Surtout, là où il se dépasse, là où il est au diapason absolu de l'UE, c'est dans sa faculté à complétement ignorer le "non".
"Non pas la bouteille". "Non Gael touche pas à ça". "Non, lance pas les trucs"... Des "non", clairs, sans appels, mille fois répétés, sont joyeusement ignorés. Le regard se fait fuyant, il fait de dos rond deux secondes, puis retourne gaillardement à son objectif initial, comme si de rien n'était. Tu redis "non". Il se fige de nouveau un instant, semble réfléchir, puis reprend son mouvement. Implacable. Inarrêtable. Bouché de chez bouché.
Le pire, c'est qu'il est tentant de lâcher l'affaire, de considérer que puisque rien n'y fait, il faut cesser de se battre, cesser de s'exprimer.
(Je vous rassure, on tient bon!)

PS: Et pour ce qui concerne Brigitte Jean-Perrin, je citerais volontiers Volo:

vendredi, août 14, 2009

On est des grands maintenant


L'ambiance semble la même. Les beaux jours. L'apéritif dans le jardin. Les belles robes et les costumes classes. La famille jouxtant les amis. Deux beaux mariés rayonnants qui tranchent la pièce montée.
L'observateur attentif notera cependant quelques différences. Des petits riens. Un léger changement de tonalité.
Le port du costard est devenu routinier pour nombre de copains. On parle beaucoup moins bitures et jolies filles, et plus du tout examen ou stage. On se demande par contre ce qu'on devient professionnellement, et l'on confronte ses responsabilités respectives. C'est un poste exigeant tu vois, mais j'y apprends beaucoup... On est bien inspiré d'avancer sur des œufs quand on effleure des questions de politique parce que nombreux sont ceux qui sont susceptibles de se vexer plus rapidement. Mais l'on se réconciliera en se remémorant les excès communs passés, il y a un certain nombre d'années déjà.
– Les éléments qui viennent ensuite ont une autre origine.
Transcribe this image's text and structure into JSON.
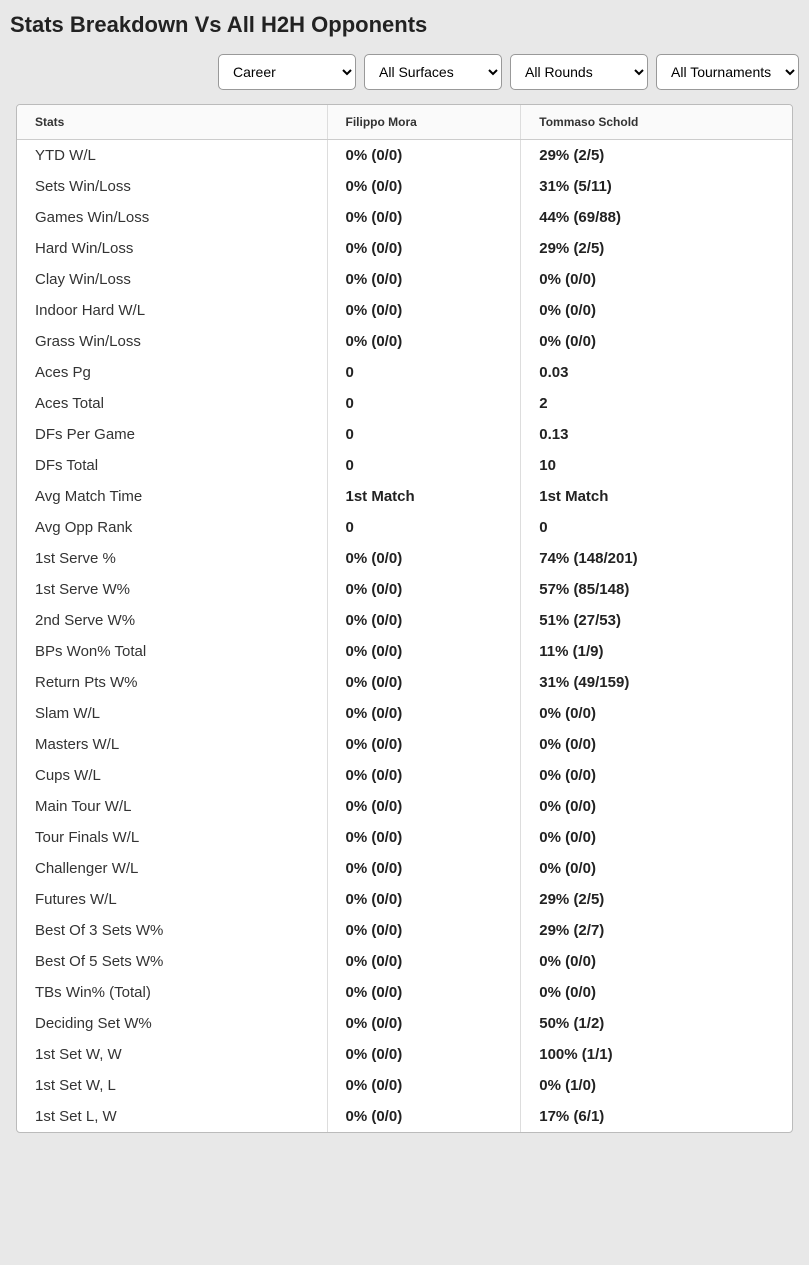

Surtout, un sujet de conversation majeur a émergé. Inexistant il y a quelques années, il occupe maintenant la majorité des discussions: les enfants. Et leurs nombreux dérivés: couches, modes de gardes, premiers pas, petits frères ou petites sœurs, allaitement, vacances en famille, etc, Alors que les quelques célibataires survivants guettent patiemment un changement de sujet, de nombreux specimens d'enfants gambadent joyeusement pendant l'apéritif, nerveusement pendant le repas, et refusent bruyamment de se coucher au moment du dessert.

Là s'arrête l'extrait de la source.